Rajesh and Atul Gupta, wanted in South Africa for their alleged involvement in a massive corruption scheme, are awaiting extradition after being arrested in the United Arab Emirates where they are believed to have sought refuge since 2018.

The Guptas are deeply implicated in corruption allegations during the tenure of former South African president Jacob Zuma. The brothers and their families left South Africa for the UAE when Zuma resigned in 2018.
Dubai police confirmed on Tuesday that they arrested the pair on June 2, calling them “among South Africa’s most wanted suspects.”

    Atul Gupta pictured on September 27, 2010, in Johannesburg, South Africa.

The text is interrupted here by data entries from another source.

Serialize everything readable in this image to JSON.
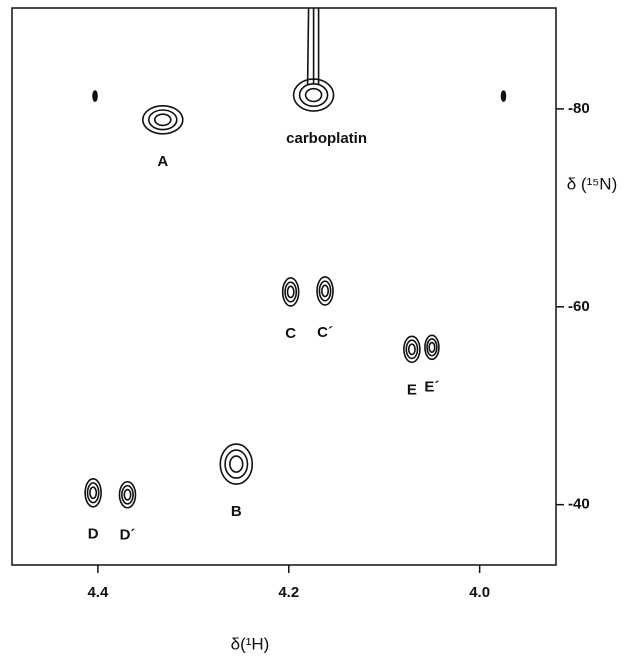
{
  "chart_data": {
    "type": "contour",
    "x_label": "δ(¹H)",
    "y_label": "δ (¹⁵N)",
    "x": [
      4.332,
      4.174,
      4.198,
      4.162,
      4.071,
      4.05,
      4.255,
      4.405,
      4.369,
      4.403,
      3.975
    ],
    "values": [
      -78.9,
      -81.4,
      -61.5,
      -61.6,
      -55.7,
      -55.9,
      -44.1,
      -41.2,
      -41.0,
      -81.3,
      -81.3
    ],
    "labels": [
      "A",
      "carboplatin",
      "C",
      "C´",
      "E",
      "E´",
      "B",
      "D",
      "D´",
      null,
      null
    ],
    "xlim": [
      4.49,
      3.92
    ],
    "ylim": [
      -90.2,
      -33.9
    ],
    "xticks": [
      4.4,
      4.2,
      {
        "value": 4,
        "label": "4.0"
      }
    ],
    "yticks": [
      -80,
      -60,
      -40
    ],
    "color": "#111111"
  }
}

    Both Zuma and the Guptas, through their lawyer, have repeatedly denied the allegations.
      Interpol, now headed up by UAE police chief General Ahmed Naser al-Raisi following his election last year, had issued a red notice for the Guptas relating to fraud and money laundering charges earlier this year.
      Extradition is a complex process, South Africa’s National Prosecuting Authority told CNN on Tuesday, but officials are engaging with relevant authorities in South Africa and the UAE.
      Dubai Police said in a press release that they are coordinating with authorities in South Africa for “the extradition file to complete the legal procedures.
      South Africa ratified extradition treaties with the UAE in June last year, according to the Ministry of Justice and Correctional Services.
      The Guptas and their associates are also sanctioned by the US Treasury Department as a significant corruption network, and for leveraging their “political connections to engage in widespread corruption and bribery, capture government contracts, and misappropriate state assets.”
      South Africans have heard details of some of the allegations during months of testimony in a graft inquiry known as the “Zondo Commission.”
      Details of alleged corruption were first revealed in November 2016, when a 355-page “State of Capture” report was published by South Africa’s Public Protector.
      It contains allegations, and in some instances evidence, of cronyism, questionable business deals and ministerial appointments, and other possible large-scale corruption at the very top of government.